OGH 1Ob69/18f

OGH1Ob69/18f17.7.2018

Der Oberste Gerichtshof hat als Revisionsgericht durch den Senatspräsidenten Univ.-Prof. Dr. Bydlinski als Vorsitzenden sowie die Hofräte und die Höfrätin Mag. Wurzer, Mag. Dr. Wurdinger, Dr. Hofer-Zeni-Rennhofer und Dr. Parzmayr als weitere Richter in der Rechtssache der klagenden Partei P*****, vertreten durch Dr. Hagen Nagler, Rechtsanwalt in Feldbach, gegen die beklagten Parteien 1. DI K***** und 2. DI C*****, beide *****, vertreten durch die Imre & Schaffer Rechtsanwälte OG, Gleisdorf, wegen Feststellung (Streitwert 2.000 EUR), Einverleibung einer Dienstbarkeit (Streitwert 2.000 EUR) sowie Duldung (Streitwert 2.000 EUR), über die Revision der beklagten Parteien gegen das Urteil des Landesgerichts für Zivilrechtssachen Graz als Berufungsgericht vom 18. Jänner 2018, GZ 3 R 120/17i‑39, mit dem das Urteil des Bezirksgerichts Feldbach vom 12. Mai 2017, GZ 1 C 71/16x‑35, bestätigt wurde, in nichtöffentlicher Sitzung den

Beschluss

gefasst:

European Case Law Identifier: ECLI:AT:OGH0002:2018:0010OB00069.18F.0717.000

 

Spruch:

Die Revision wird zurückgewiesen.

 

Begründung:

Die Klägerin begehrt die Feststellung einer zu Gunsten ihres Grundstücks bestehenden Dienstbarkeit des (Haupt‑)Wasserbezugs an der auf der Liegenschaft der Beklagten befindlichen Quelle bzw Brunnenanlage sowie die Zustimmung der Beklagten zur Einverleibung und Ersichtlichmachung dieser Dienstbarkeit im Grundbuch. Weiters begehrt die Klägerin die Duldung der Fertigstellung einer begonnenen Sanierung der Quelleinfassung durch die Beklagten sowie der Einzäunung des Quellenschachts zur Vermeidung einer Kontaminierung. Die Beklagten gestehen ein Wasserbezugsrecht hinsichtlich des Überwassers, jedoch kein Hauptbezugsrecht zu und wenden ua ein, dass die den Gegenstand der behaupteten Dienstbarkeit bildende Wasserbenutzung sowie die diesem Zweck dienende Anlage wasserrechtlich bewilligungspflichtig, jedoch nicht bewilligungsfähig sei. Die Ausübung der Dienstbarkeit sei daher unmöglich und diese erloschen; jedenfalls sei das Rechtsverhältnis aus wichtigem Grund aufgelöst worden.

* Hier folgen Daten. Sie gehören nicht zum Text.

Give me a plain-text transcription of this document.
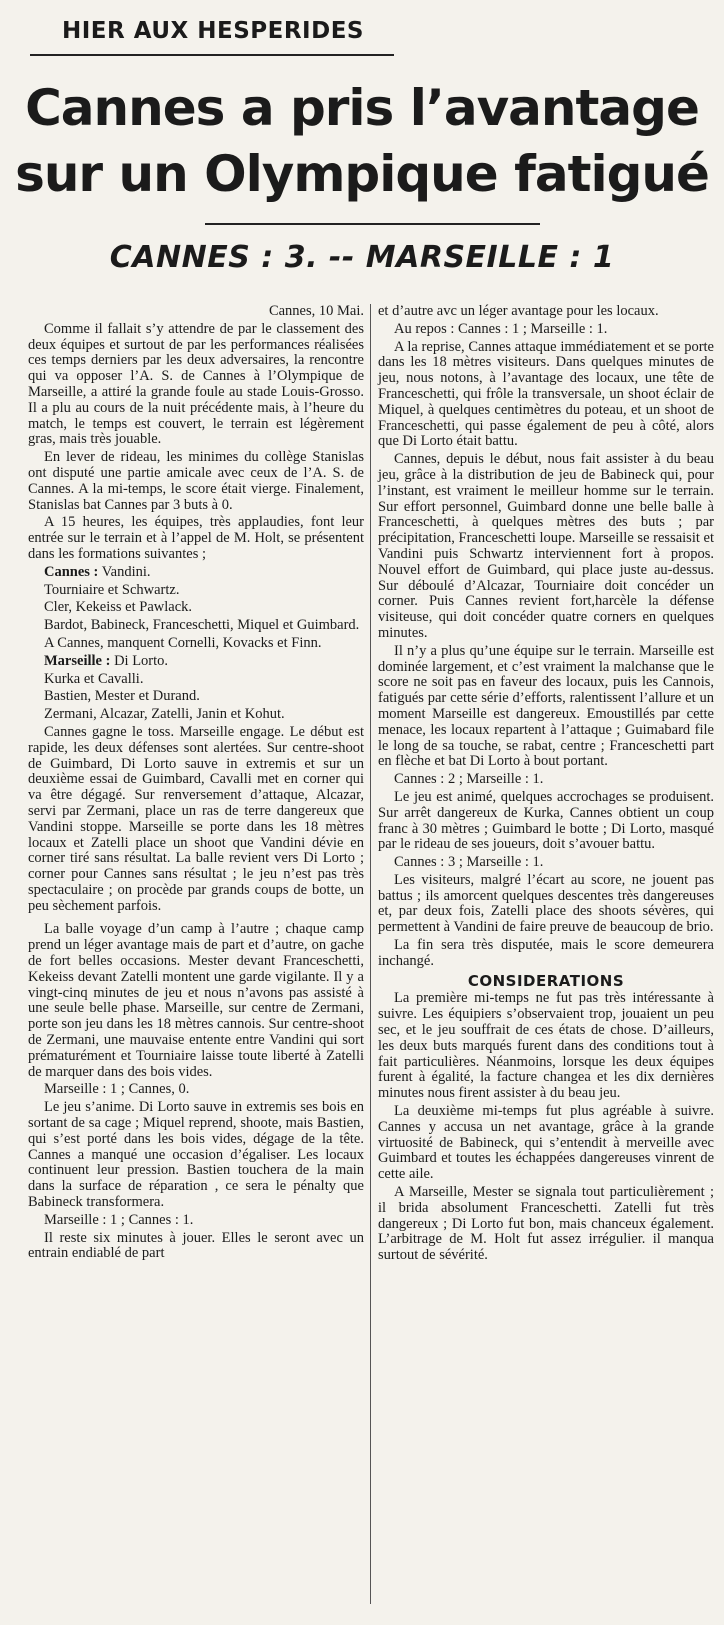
HIER AUX HESPERIDES
Cannes a pris l’avantage
sur un Olympique fatigué
CANNES : 3. -- MARSEILLE : 1

Cannes, 10 Mai.

Comme il fallait s’y attendre de par le classement des deux équipes et surtout de par les performances réalisées ces temps derniers par les deux adversaires, la rencontre qui va opposer l’A. S. de Cannes à l’Olympique de Marseille, a attiré la grande foule au stade Louis-Grosso. Il a plu au cours de la nuit précédente mais, à l’heure du match, le temps est couvert, le terrain est légèrement gras, mais très jouable.

En lever de rideau, les minimes du collège Stanislas ont disputé une partie amicale avec ceux de l’A. S. de Cannes. A la mi-temps, le score était vierge. Finalement, Stanislas bat Cannes par 3 buts à 0.

A 15 heures, les équipes, très applaudies, font leur entrée sur le terrain et à l’appel de M. Holt, se présentent dans les formations suivantes ;

Cannes : Vandini.

Tourniaire et Schwartz.

Cler, Kekeiss et Pawlack.

Bardot, Babineck, Franceschetti, Miquel et Guimbard.

A Cannes, manquent Cornelli, Kovacks et Finn.

Marseille : Di Lorto.

Kurka et Cavalli.

Bastien, Mester et Durand.

Zermani, Alcazar, Zatelli, Janin et Kohut.

Cannes gagne le toss. Marseille engage. Le début est rapide, les deux défenses sont alertées. Sur centre-shoot de Guimbard, Di Lorto sauve in extremis et sur un deuxième essai de Guimbard, Cavalli met en corner qui va être dégagé. Sur renversement d’attaque, Alcazar, servi par Zermani, place un ras de terre dangereux que Vandini stoppe. Marseille se porte dans les 18 mètres locaux et Zatelli place un shoot que Vandini dévie en corner tiré sans résultat. La balle revient vers Di Lorto ; corner pour Cannes sans résultat ; le jeu n’est pas très spectaculaire ; on procède par grands coups de botte, un peu sèchement parfois.

La balle voyage d’un camp à l’autre ; chaque camp prend un léger avantage mais de part et d’autre, on gache de fort belles occasions. Mester devant Franceschetti, Kekeiss devant Zatelli montent une garde vigilante. Il y a vingt-cinq minutes de jeu et nous n’avons pas assisté à une seule belle phase. Marseille, sur centre de Zermani, porte son jeu dans les 18 mètres cannois. Sur centre-shoot de Zermani, une mauvaise entente entre Vandini qui sort prématurément et Tourniaire laisse toute liberté à Zatelli de marquer dans des bois vides.

Marseille : 1 ; Cannes, 0.

Le jeu s’anime. Di Lorto sauve in extremis ses bois en sortant de sa cage ; Miquel reprend, shoote, mais Bastien, qui s’est porté dans les bois vides, dégage de la tête. Cannes a manqué une occasion d’égaliser. Les locaux continuent leur pression. Bastien touchera de la main dans la surface de réparation , ce sera le pénalty que Babineck transformera.

Marseille : 1 ; Cannes : 1.

Il reste six minutes à jouer. Elles le seront avec un entrain endiablé de part

et d’autre avc un léger avantage pour les locaux.

Au repos : Cannes : 1 ; Marseille : 1.

A la reprise, Cannes attaque immédiatement et se porte dans les 18 mètres visiteurs. Dans quelques minutes de jeu, nous notons, à l’avantage des locaux, une tête de Franceschetti, qui frôle la transversale, un shoot éclair de Miquel, à quelques centimètres du poteau, et un shoot de Franceschetti, qui passe également de peu à côté, alors que Di Lorto était battu.

Cannes, depuis le début, nous fait assister à du beau jeu, grâce à la distribution de jeu de Babineck qui, pour l’instant, est vraiment le meilleur homme sur le terrain. Sur effort personnel, Guimbard donne une belle balle à Franceschetti, à quelques mètres des buts ; par précipitation, Franceschetti loupe. Marseille se ressaisit et Vandini puis Schwartz interviennent fort à propos. Nouvel effort de Guimbard, qui place juste au-dessus. Sur déboulé d’Alcazar, Tourniaire doit concéder un corner. Puis Cannes revient fort,harcèle la défense visiteuse, qui doit concéder quatre corners en quelques minutes.

Il n’y a plus qu’une équipe sur le terrain. Marseille est dominée largement, et c’est vraiment la malchanse que le score ne soit pas en faveur des locaux, puis les Cannois, fatigués par cette série d’efforts, ralentissent l’allure et un moment Marseille est dangereux. Emoustillés par cette menace, les locaux repartent à l’attaque ; Guimabard file le long de sa touche, se rabat, centre ; Franceschetti part en flèche et bat Di Lorto à bout portant.

Cannes : 2 ; Marseille : 1.

Le jeu est animé, quelques accrochages se produisent. Sur arrêt dangereux de Kurka, Cannes obtient un coup franc à 30 mètres ; Guimbard le botte ; Di Lorto, masqué par le rideau de ses joueurs, doit s’avouer battu.

Cannes : 3 ; Marseille : 1.

Les visiteurs, malgré l’écart au score, ne jouent pas battus ; ils amorcent quelques descentes très dangereuses et, par deux fois, Zatelli place des shoots sévères, qui permettent à Vandini de faire preuve de beaucoup de brio.

La fin sera très disputée, mais le score demeurera inchangé.

CONSIDERATIONS

La première mi-temps ne fut pas très intéressante à suivre. Les équipiers s’observaient trop, jouaient un peu sec, et le jeu souffrait de ces états de chose. D’ailleurs, les deux buts marqués furent dans des conditions tout à fait particulières. Néanmoins, lorsque les deux équipes furent à égalité, la facture changea et les dix dernières minutes nous firent assister à du beau jeu.

La deuxième mi-temps fut plus agréable à suivre. Cannes y accusa un net avantage, grâce à la grande virtuosité de Babineck, qui s’entendit à merveille avec Guimbard et toutes les échappées dangereuses vinrent de cette aile.

A Marseille, Mester se signala tout particulièrement ; il brida absolument Franceschetti. Zatelli fut très dangereux ; Di Lorto fut bon, mais chanceux également. L’arbitrage de M. Holt fut assez irrégulier. il manqua surtout de sévérité.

Das Berufungsgericht bestätigte das klagestattgebende Ersturteil. Es verwarf den Einwand, die Dienstbarkeit sei aufgrund einer bewilligungspflichtigen, jedoch nicht bewilligungsfähigen Wasserbenutzung durch die Klägerin erloschen bzw aufgelöst worden, und erklärte die ordentliche Revision letztlich für zulässig, weil nicht ausgeschlossen werden könne, dass die Beurteilung der verwaltungsrechtlichen Vorfrage korrekturbedürftig sei.

Rechtliche Beurteilung

Entgegen diesem den Obersten Gerichtshof nicht bindenden (§ 508a Abs 1 ZPO) Ausspruch ist die Revision der Beklagten, die von der Klägerin nicht beantwortet wurde, nicht zulässig. Gegenstand des Revisionsverfahrens ist nur noch der Einwand, die Dienstbarkeit sei mangels Bewilligungsfähigkeit der wasserrechtlich bewilligungspflichtigen Wassernutzung erloschen bzw aus wichtigem Grund aufgelöst worden. Dabei wird die Rechtsansicht des Berufungsgerichts bekämpft, dass eine bewilligungsfreie Benutzung von Tagwasser (im Unterschied zur bewilligungspflichtigen Grundwasserbenutzung) vorliege. Damit zeigen die Beklagten aber keine im Sinn des § 502 Abs 1 ZPO erhebliche Rechtsfrage auf.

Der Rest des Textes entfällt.